Immersa nei ghiacci delle Isole Svalbard in Norvegia, a Longyarbyen, nel cuore di una montagna di pietra arenaria, giace una vera e propria cassaforte nata 10 anni fa e che custodisce e protegge almeno 10.000 campioni di diversi semi che rappresentano oltre 2000 cultivar e più di 300 specie di piante.

Comunemente noto come “Banca dei Semi”, questo bunker, situato a 130 metri sopra il livello del mare, è stato costruito per resistere anche nelle situazioni più disastrose come incidenti nucleari e terremoti e in uno stato di refrigerazione tra −20 e −30 °C, temperatura che difficilmente può cambiare (essendo anche monitorata 24 ore su 24) grazie anche alla presenza del permafrost che permette di mantenere il suolo perennemente ghiacciato.

In esso vengono conservati sementi da tutto il mondo e di moltissime specie diverse di piante e varietà le cui caratteristiche genetiche non possono venire intaccate perchè protette da sistemi di imballaggio sofisticatissimi per impedirne il deterioramento.

 

http://www.seedvault.no/
http://www.seedvault.no/

Lo scopo di questo luogo futuristico, la cui totale responsabilità e finanziamento è sotto il governo norvegese in collaborazione con il ministero dell’agricoltura norvegese e la FAO, è quello di preservare la biodiversità di varietà da tutto il mondo: 3 sale di lunghezza di 27 metri ciascuna e di 10 metri di larghezza e 6 di altezza, chiuse da porte di acciaio stile caveau in un luogo chiamato la “Cattedrale” si trovano anche le 21 colture più conosciute e sfruttate della terra (da quello delle patate a quello del riso).
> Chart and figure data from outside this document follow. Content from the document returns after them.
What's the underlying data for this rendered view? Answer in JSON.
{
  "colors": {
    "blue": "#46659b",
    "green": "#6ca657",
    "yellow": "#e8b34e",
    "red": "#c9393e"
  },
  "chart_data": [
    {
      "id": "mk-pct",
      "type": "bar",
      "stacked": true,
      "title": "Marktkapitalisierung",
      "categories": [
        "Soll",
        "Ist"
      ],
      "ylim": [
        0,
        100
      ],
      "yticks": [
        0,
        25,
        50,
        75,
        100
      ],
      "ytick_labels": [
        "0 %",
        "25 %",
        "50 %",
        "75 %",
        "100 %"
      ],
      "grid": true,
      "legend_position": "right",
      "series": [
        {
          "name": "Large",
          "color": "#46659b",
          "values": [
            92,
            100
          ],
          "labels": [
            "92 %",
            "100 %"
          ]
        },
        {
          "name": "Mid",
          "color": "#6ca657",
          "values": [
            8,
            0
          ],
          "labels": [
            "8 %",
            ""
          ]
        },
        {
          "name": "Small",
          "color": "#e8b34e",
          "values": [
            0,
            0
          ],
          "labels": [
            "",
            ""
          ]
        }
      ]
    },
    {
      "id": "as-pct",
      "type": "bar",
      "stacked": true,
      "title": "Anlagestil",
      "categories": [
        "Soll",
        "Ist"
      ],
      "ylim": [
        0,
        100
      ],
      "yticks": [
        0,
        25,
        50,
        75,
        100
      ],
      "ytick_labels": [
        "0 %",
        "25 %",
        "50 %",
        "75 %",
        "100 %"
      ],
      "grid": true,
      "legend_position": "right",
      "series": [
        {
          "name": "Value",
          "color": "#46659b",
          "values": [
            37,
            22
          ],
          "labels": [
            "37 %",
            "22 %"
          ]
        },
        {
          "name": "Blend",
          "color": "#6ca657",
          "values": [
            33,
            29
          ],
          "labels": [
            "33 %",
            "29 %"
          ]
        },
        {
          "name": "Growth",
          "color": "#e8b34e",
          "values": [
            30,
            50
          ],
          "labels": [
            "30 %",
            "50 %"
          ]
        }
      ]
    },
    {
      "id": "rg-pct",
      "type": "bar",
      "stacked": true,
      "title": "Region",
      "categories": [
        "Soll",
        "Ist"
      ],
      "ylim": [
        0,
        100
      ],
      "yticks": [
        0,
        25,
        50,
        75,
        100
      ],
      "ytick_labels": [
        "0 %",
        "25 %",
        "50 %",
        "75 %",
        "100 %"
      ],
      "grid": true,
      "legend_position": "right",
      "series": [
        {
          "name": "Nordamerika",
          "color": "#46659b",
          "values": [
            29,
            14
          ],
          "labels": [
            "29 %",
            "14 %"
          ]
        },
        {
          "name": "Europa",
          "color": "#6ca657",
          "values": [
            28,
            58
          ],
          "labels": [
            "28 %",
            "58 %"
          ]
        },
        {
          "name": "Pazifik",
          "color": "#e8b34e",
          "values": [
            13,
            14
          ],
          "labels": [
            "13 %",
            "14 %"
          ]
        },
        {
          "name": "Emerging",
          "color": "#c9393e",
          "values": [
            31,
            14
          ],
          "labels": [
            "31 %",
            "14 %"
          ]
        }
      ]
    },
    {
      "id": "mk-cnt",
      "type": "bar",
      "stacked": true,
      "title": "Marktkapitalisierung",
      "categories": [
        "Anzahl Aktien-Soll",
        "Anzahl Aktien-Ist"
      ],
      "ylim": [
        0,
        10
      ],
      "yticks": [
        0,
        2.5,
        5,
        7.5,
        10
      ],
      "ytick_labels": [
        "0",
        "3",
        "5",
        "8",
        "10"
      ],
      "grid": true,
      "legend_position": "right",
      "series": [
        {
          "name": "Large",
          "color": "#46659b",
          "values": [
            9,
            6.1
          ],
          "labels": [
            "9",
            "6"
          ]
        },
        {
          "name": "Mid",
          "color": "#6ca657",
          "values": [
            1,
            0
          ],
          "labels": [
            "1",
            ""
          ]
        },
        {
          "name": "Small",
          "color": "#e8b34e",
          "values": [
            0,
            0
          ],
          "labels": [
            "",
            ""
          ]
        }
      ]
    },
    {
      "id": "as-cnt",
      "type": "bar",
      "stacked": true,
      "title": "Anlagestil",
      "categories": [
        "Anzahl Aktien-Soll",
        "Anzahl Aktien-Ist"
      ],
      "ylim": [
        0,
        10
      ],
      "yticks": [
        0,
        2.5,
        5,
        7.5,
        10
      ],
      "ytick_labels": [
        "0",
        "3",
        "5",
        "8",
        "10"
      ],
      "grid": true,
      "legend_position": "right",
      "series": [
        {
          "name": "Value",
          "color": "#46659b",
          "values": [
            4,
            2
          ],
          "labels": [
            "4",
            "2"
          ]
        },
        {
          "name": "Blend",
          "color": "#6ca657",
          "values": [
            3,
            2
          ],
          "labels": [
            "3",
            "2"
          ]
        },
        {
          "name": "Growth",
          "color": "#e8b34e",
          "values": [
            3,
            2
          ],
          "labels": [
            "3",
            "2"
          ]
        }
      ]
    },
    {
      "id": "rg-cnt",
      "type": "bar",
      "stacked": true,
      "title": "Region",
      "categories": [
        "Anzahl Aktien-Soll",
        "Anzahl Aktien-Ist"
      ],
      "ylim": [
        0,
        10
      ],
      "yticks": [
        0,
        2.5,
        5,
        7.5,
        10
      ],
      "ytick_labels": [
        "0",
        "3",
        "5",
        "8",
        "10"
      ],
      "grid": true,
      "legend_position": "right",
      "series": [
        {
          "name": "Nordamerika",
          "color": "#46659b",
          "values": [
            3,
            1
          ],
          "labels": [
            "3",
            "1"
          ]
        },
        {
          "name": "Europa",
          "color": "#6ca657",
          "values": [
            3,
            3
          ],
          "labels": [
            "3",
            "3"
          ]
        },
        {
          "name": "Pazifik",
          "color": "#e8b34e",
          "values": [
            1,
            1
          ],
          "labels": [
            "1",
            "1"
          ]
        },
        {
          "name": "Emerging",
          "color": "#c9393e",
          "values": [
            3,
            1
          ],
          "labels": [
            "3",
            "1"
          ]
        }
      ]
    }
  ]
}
Un “villaggio globale” come luogo ricettivo e deposito di semi provenienti dai luoghi che hanno subito guerre e distruzioni – come nel caso della Siria il cui governo aveva portato il proprio patrimonio genetico di semi nel 2008 e recuperato successivamente quando la loro banca dei geni venne distrutta dal conflitto – per evitarne l’estinzione e poter ricostruire ciò che è stato danneggiato.

Un luogo apolitico (molti provengono dalla Corea del Nord e dalla Russia) dove ciò che conta davvero e che deve essere protetto è il bene più prezioso di tutti: il nostro patrimonio agricolo da più di 10.000 anni.